Czech household debt up by 1.9 billion in September
The debt of Czech households in September increased by 1.9 billion crowns to reach the total of 1 trillion and 145 billion crowns, according to figures by the Czech National Bank released on Wednesday. The debt of Czech companies in September rose by 16.6 billion crowns, and amount to a total of 964.3 billion crowns. Analysts say that despite the increase, debt among both Czech households and companies remains the lowest in Europe.
Trade unions protest against bill banning expropriation of land for mining
This week, some 2,000 trade union members from a leading Czech mining company, Czech Coal, staged a protest outside the government building in Prague against a bill that will ban the expropriation of land for mining. The draft legislation has already been passed by Parliament and is to be signed into law by the president. The protesters said that the bill would lead to a decline in mining and to a loss of jobs, particularly in the economically-depressed region of northern Bohemia. The environmental group Greenpeace however accused the protesters of promoting the interests of Czech Coal management as they did not react, for example, to massive layoffs by the firm in the past.

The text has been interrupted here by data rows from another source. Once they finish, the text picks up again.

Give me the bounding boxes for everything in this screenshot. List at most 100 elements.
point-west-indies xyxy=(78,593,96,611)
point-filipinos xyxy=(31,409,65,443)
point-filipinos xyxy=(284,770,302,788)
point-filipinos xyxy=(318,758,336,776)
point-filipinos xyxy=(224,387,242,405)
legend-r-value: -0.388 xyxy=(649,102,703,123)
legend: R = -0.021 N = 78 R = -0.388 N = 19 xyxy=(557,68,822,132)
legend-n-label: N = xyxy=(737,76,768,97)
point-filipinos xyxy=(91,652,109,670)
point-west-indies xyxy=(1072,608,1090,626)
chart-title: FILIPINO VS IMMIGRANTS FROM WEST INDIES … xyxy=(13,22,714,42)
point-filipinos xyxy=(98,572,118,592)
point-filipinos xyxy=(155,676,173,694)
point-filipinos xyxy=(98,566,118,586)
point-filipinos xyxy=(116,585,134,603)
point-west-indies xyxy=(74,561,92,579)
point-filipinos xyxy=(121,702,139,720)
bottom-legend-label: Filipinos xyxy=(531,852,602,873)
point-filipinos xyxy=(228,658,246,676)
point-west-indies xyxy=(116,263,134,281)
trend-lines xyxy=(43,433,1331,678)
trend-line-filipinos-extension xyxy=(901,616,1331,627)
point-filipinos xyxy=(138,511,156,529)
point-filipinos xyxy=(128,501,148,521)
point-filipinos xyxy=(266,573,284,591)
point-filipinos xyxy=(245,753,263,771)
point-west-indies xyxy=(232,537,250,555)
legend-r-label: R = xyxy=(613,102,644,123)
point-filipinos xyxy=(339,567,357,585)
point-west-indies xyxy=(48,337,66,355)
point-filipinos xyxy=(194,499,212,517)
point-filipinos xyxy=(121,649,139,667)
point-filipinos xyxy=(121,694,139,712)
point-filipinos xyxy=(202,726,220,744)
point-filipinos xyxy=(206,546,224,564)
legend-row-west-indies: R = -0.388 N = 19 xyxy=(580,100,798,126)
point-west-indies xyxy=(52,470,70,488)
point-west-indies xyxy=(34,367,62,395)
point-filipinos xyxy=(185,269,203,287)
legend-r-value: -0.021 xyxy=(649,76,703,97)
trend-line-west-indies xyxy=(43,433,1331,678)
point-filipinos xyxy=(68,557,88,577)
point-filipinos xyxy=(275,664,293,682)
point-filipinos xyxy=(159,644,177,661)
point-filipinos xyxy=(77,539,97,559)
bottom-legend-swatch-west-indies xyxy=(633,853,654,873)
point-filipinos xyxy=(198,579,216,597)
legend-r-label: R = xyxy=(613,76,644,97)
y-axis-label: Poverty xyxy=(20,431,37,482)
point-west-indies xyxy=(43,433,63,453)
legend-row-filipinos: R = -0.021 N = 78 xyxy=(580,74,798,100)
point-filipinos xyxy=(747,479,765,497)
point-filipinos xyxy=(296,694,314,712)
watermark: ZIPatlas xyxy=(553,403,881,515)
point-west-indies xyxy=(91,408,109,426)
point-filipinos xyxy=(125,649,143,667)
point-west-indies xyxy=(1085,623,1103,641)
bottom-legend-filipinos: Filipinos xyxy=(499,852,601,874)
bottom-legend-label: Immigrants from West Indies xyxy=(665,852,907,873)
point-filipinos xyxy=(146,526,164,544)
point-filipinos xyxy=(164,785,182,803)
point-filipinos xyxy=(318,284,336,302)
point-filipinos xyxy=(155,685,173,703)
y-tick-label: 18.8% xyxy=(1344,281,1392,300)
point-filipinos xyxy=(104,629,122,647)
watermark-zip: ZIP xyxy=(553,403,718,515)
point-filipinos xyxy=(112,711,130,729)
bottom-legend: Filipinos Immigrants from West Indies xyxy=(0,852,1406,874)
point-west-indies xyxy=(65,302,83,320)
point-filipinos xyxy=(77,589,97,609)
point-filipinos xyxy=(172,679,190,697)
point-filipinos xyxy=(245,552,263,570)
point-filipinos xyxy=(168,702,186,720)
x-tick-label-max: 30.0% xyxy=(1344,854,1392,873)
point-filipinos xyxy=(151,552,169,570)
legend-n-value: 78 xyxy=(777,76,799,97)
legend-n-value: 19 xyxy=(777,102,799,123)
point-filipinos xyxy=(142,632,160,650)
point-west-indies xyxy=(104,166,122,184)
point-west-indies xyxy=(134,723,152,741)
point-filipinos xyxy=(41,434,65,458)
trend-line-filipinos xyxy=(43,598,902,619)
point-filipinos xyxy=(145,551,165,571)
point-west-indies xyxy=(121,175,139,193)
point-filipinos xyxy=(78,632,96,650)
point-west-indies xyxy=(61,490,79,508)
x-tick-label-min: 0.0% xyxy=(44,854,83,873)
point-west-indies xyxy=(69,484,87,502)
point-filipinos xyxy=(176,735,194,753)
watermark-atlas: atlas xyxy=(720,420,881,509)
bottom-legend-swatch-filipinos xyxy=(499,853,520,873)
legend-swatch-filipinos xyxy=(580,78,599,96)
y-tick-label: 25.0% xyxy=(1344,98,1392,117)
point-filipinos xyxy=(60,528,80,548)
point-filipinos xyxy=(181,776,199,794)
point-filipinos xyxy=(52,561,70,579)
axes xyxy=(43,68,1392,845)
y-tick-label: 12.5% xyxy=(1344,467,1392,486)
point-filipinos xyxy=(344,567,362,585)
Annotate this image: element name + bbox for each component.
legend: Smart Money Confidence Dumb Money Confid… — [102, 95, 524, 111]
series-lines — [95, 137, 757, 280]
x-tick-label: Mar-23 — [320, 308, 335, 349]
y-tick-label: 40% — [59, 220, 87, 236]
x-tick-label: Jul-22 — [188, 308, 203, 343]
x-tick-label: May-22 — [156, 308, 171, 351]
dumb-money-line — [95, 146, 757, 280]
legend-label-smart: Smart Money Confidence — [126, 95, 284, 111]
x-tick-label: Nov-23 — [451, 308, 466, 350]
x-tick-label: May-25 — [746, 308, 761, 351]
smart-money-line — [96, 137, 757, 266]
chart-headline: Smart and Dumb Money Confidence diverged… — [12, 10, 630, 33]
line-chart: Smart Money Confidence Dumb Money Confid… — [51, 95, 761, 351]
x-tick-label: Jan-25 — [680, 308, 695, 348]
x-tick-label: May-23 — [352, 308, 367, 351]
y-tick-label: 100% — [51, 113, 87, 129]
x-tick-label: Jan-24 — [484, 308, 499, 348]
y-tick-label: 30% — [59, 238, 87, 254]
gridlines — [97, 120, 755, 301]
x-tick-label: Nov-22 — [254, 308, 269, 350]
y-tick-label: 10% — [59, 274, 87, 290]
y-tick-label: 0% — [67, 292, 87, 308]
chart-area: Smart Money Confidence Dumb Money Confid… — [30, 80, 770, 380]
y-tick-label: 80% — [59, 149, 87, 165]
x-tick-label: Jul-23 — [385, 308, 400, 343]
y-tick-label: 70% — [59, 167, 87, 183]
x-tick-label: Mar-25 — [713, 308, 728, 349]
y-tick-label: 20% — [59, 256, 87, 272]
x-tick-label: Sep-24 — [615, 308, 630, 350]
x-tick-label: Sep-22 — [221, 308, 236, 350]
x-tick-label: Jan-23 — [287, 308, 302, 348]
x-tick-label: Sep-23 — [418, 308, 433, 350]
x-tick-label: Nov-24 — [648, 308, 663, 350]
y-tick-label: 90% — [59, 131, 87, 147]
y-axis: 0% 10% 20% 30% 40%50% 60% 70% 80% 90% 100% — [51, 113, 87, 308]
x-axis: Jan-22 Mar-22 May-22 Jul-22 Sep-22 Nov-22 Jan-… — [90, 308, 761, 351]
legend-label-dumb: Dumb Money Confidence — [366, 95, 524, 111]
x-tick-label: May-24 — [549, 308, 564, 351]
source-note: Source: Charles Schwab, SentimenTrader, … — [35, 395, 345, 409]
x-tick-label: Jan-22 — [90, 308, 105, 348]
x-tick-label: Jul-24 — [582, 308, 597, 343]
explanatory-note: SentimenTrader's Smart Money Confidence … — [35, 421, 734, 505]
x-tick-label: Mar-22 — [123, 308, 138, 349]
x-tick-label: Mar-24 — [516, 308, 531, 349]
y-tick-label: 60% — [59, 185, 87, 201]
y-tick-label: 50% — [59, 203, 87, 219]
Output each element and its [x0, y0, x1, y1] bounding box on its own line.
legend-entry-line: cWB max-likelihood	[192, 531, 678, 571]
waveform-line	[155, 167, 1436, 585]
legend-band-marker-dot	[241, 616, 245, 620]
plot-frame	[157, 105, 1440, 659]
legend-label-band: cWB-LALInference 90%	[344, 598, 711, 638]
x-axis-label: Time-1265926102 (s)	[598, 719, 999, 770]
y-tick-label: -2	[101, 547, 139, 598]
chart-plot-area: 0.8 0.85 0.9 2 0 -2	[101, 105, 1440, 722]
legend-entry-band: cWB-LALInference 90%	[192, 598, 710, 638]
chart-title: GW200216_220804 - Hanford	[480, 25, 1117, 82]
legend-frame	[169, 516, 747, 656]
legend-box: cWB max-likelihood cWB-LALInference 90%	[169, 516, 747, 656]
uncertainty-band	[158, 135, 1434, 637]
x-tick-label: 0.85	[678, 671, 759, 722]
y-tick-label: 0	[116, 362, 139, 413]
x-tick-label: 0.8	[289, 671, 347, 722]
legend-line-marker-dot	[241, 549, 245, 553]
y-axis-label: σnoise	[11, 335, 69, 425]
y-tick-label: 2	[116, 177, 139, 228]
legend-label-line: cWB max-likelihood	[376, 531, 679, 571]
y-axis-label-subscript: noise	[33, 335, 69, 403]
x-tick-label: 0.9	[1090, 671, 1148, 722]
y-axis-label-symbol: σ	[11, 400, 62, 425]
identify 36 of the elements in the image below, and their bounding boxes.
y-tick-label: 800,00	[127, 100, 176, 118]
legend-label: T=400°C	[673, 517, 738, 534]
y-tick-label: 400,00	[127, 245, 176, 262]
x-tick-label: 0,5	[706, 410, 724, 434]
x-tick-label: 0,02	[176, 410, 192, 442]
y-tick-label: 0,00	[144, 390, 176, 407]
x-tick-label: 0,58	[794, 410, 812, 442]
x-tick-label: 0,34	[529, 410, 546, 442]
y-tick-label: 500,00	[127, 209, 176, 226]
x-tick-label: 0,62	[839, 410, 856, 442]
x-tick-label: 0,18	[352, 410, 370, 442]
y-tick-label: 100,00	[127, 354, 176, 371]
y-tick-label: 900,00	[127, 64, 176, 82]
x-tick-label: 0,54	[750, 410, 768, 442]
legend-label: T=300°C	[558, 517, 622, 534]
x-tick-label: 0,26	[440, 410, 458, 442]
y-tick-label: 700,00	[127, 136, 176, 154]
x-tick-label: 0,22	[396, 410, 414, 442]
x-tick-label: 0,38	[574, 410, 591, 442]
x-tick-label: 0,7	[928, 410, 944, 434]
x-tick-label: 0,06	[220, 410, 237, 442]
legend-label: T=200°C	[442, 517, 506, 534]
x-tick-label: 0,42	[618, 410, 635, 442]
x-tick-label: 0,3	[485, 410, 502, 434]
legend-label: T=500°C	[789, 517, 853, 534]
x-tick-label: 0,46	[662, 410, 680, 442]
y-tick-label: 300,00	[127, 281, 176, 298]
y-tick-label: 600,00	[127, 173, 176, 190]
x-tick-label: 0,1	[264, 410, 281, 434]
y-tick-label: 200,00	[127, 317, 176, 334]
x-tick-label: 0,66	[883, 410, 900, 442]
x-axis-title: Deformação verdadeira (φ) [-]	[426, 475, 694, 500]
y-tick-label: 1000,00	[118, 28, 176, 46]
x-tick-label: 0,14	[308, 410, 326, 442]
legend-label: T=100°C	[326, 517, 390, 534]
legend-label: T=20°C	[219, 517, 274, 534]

Health workers see salaries capped
A new health insurance directive for 2013 which will cap the salaries of doctors and health workers was revealed by Health Minister Leoš Heger this week. Mr Heger expressed regret over the plan but said the system was running on a deficit which had to be eliminated. The directive also limits health care expenses and obliges individual health insurance companies to spend only the amount they levy on health insurance payments. The move is in breach of last year’s agreement between the ministry and doctors’ unions according to which the salaries were to grow by 10 percent next year.
Doctors to stage protest
In related news, the chairman of the Czech Doctors’ Union, Martin Engel, revealed on Monday that hospital doctors across the Visegrad 4 will stage a symbolic protest event on November 20 to mark high dissatisfaction with current salaries and other conditions within the healthcare sector. Speaking to journalists he said the protest would last roughly half-an-hour and would not affect patients. Doctors are unhappy over current salaries and what they see as ‘resignation’ by the Health Ministry allegedly allowing health insurance companies to dictate terms of treatment and coverage. Doctors in state hospitals now earn average salaries of more than 57,500 crowns a month; the average monthly salary in the country last year was less than 25,000.
Central bank vice-governor, president, slam idea of greater EU banking supervision
Both vice-governor of the Czech National Bank Vladimír Tomšík and the country’s president, Václav Klaus, this week came out against the aim of a new single banking supervisor in the EU being established, warning such a move would place restrictions on the powers of countries’ central banks. Speaking at a seminar at the Centre for Economics and Politics this week, the president slammed the plan as “nonsense” with the “sole aim of changing the status quo in all areas”, while Mr Tomšík said he was certain a banking union would limit national banks and could prove potentially damaging, affecting financial stability and the health of domestic banks. Mr Klaus and the vice-governor are far from alone in their opposition to increased supervisor: Prime Minister Petr Nečas has made clear that the Czech Republic will veto the proposal.